In a letter, Garcia writes: “It is with great disappointment that I write to you regarding the recent public remarks made at the Senate Redistricting Committee Meeting concerning Florida’s Hispanic community.”
The Miami Herald reports that Hays said during Tuesday’s reapportionment committee meeting:
Before we design a district anywhere in the state of Florida for Hispanic voters, we need to ascertain that they are citizens of the United States. We all know there are many Hispanic-speaking people in Florida that are not legal. And I just don’t think it’s right that we try to draw a district that encompoasses people that really have no business voting anyhow.
You can listen to Hays’ comments here:
Garcia’s letter adds:
For Senator Alan Hays to say that Central Florida’s booming Hispanic community should not have full representation and warn that “illegals” are the reason to ignore this sector of Florida’s growing population is not only offensive, but serves no purpose in the contentious and challenging process of reapportionment.

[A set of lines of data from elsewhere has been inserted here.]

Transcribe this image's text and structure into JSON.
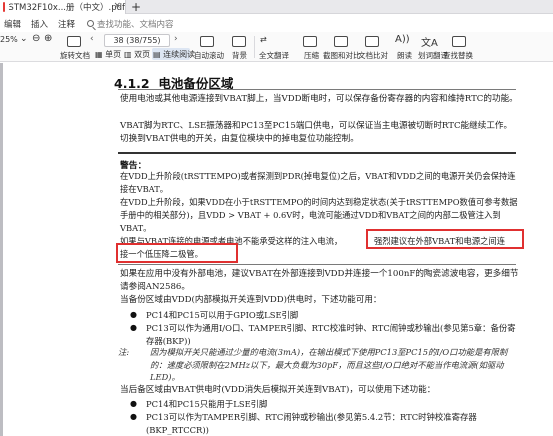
{
  "tab": {
    "title": "STM32F10x...册（中文）.pdf",
    "close": "×",
    "add": "+"
  },
  "menu": {
    "items": [
      "编辑",
      "插入",
      "注释"
    ],
    "search_placeholder": "查找功能、文档内容"
  },
  "toolbar": {
    "zoom": "25%",
    "zoom_out": "⊖",
    "zoom_in": "⊕",
    "rotate": "旋转文档",
    "page_current": "38",
    "page_display": "38 (38/755)",
    "single_page": "单页",
    "double_page": "双页",
    "continuous": "连续阅读",
    "auto_scroll": "自动滚动",
    "background": "背景",
    "full_translate": "全文翻译",
    "compress": "压缩",
    "screenshot_compare": "截图和对比",
    "read_aloud": "朗读",
    "translate": "划词翻译",
    "find_replace": "查找替换",
    "text_compare": "文档比对"
  },
  "doc": {
    "section_number": "4.1.2",
    "section_title": "电池备份区域",
    "para1": "使用电池或其他电源连接到VBAT脚上，当VDD断电时，可以保存备份寄存器的内容和维持RTC的功能。",
    "para2": "VBAT脚为RTC、LSE振荡器和PC13至PC15端口供电，可以保证当主电源被切断时RTC能继续工作。切换到VBAT供电的开关，由复位模块中的掉电复位功能控制。",
    "warning_title": "警告：",
    "warn1": "在VDD上升阶段(tRSTTEMPO)或者探测到PDR(掉电复位)之后，VBAT和VDD之间的电源开关仍会保持连接在VBAT。",
    "warn2": "在VDD上升阶段，如果VDD在小于tRSTTEMPO的时间内达到稳定状态(关于tRSTTEMPO数值可参考数据手册中的相关部分)，且VDD > VBAT + 0.6V时，电流可能通过VDD和VBAT之间的内部二极管注入到VBAT。",
    "warn3a": "如果与VBAT连接的电源或者电池不能承受这样的注入电流，",
    "warn3b": "强烈建议在外部VBAT和电源之间连",
    "warn3c": "接一个低压降二极管。",
    "para3": "如果在应用中没有外部电池，建议VBAT在外部连接到VDD并连接一个100nF的陶瓷滤波电容，更多细节请参阅AN2586。",
    "para4": "当备份区域由VDD(内部模拟开关连到VDD)供电时，下述功能可用：",
    "bullet1": "PC14和PC15可以用于GPIO或LSE引脚",
    "bullet2": "PC13可以作为通用I/O口、TAMPER引脚、RTC校准时钟、RTC闹钟或秒输出(参见第5章：备份寄存器(BKP))",
    "note_label": "注:",
    "note_text": "因为模拟开关只能通过少量的电流(3mA)，在输出模式下使用PC13至PC15的I/O口功能是有限制的：速度必须限制在2MHz以下，最大负载为30pF，而且这些I/O口绝对不能当作电流源(如驱动LED)。",
    "para5": "当后备区域由VBAT供电时(VDD消失后模拟开关连到VBAT)，可以使用下述功能：",
    "bullet3": "PC14和PC15只能用于LSE引脚",
    "bullet4": "PC13可以作为TAMPER引脚、RTC闹钟或秒输出(参见第5.4.2节：RTC时钟校准寄存器(BKP_RTCCR))"
  },
  "colors": {
    "highlight_box": "#e03030",
    "toolbar_bg": "#fafafa",
    "tab_bg": "#e9e9ec"
  }
}
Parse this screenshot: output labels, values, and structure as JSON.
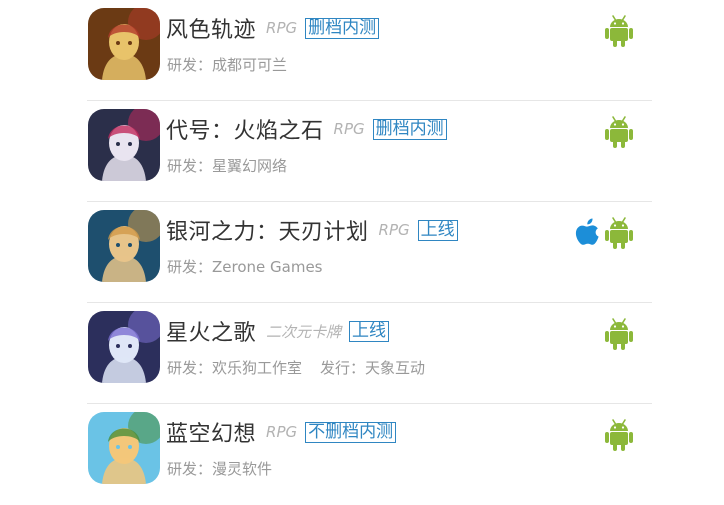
{
  "games": [
    {
      "name": "风色轨迹",
      "genre": "RPG",
      "status": "删档内测",
      "developer": "研发：成都可可兰",
      "publisher": "",
      "platforms": [
        "android"
      ],
      "thumb_colors": [
        "#6b3a14",
        "#e8c36a",
        "#b13b2a"
      ]
    },
    {
      "name": "代号：火焰之石",
      "genre": "RPG",
      "status": "删档内测",
      "developer": "研发：星翼幻网络",
      "publisher": "",
      "platforms": [
        "android"
      ],
      "thumb_colors": [
        "#2b2f4a",
        "#e9e4f0",
        "#c02a5c"
      ]
    },
    {
      "name": "银河之力：天刃计划",
      "genre": "RPG",
      "status": "上线",
      "developer": "研发：Zerone Games",
      "publisher": "",
      "platforms": [
        "ios",
        "android"
      ],
      "thumb_colors": [
        "#1e4f6e",
        "#e7c48a",
        "#d29a48"
      ]
    },
    {
      "name": "星火之歌",
      "genre": "二次元卡牌",
      "status": "上线",
      "developer": "研发：欢乐狗工作室",
      "publisher": "发行：天象互动",
      "platforms": [
        "android"
      ],
      "thumb_colors": [
        "#2c2f5c",
        "#dfe6f7",
        "#7b6fd1"
      ]
    },
    {
      "name": "蓝空幻想",
      "genre": "RPG",
      "status": "不删档内测",
      "developer": "研发：漫灵软件",
      "publisher": "",
      "platforms": [
        "android"
      ],
      "thumb_colors": [
        "#6ac3e6",
        "#f3c77a",
        "#4a8f3a"
      ]
    }
  ],
  "colors": {
    "status_blue": "#2f86c2",
    "android_green": "#8cb83a",
    "apple_blue": "#1c8ed8"
  }
}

Further, it may be worth spending some time at your next Redistricting meeting educating committee members on citizenship rights, and the fact that the vast majority of Orlando’s Hispanic community are Puerto Ricans, which are American citizens by birth and eligible to vote. Ignorance is no excuse in this important process and if members lack some basic information, then we should inform them of the facts.
Garcia closes his letter urging Senate President Mike Haridopolos and Speaker of the House Dean Cannon to have Hays apologize for his comments.
Cruz issued a release that says: “It is essential that this process remain unbiased, fair and unprejudiced. It is evident now that Senator Hays cannot meet these qualifications, and Latinos in Florida should be concerned about their fair representation when the lines are in the hands of legislators like Senator Alan Hays.”
The Pew Hispanic Center indicates that most of the 2.7 million (.pdf) Puerto Ricans living in the United States “were born in the 50 states or the District of Columbia,” adding that “one-third of the Puerto Rican population in the U.S. — 1.4 million — was born in Puerto Rico. People born in Puerto Rico are also considered native born because they are U.S. citizens by birth.”
The Center adds: “Orange County, where Orlando is located,” has a “Hispanic voting population (.pdf) of 166,000 or 11 percent of the state’s Latino electorate. Two-thirds are of Puerto Rican origins. Latinos account for 14 percent of the county’s voters.”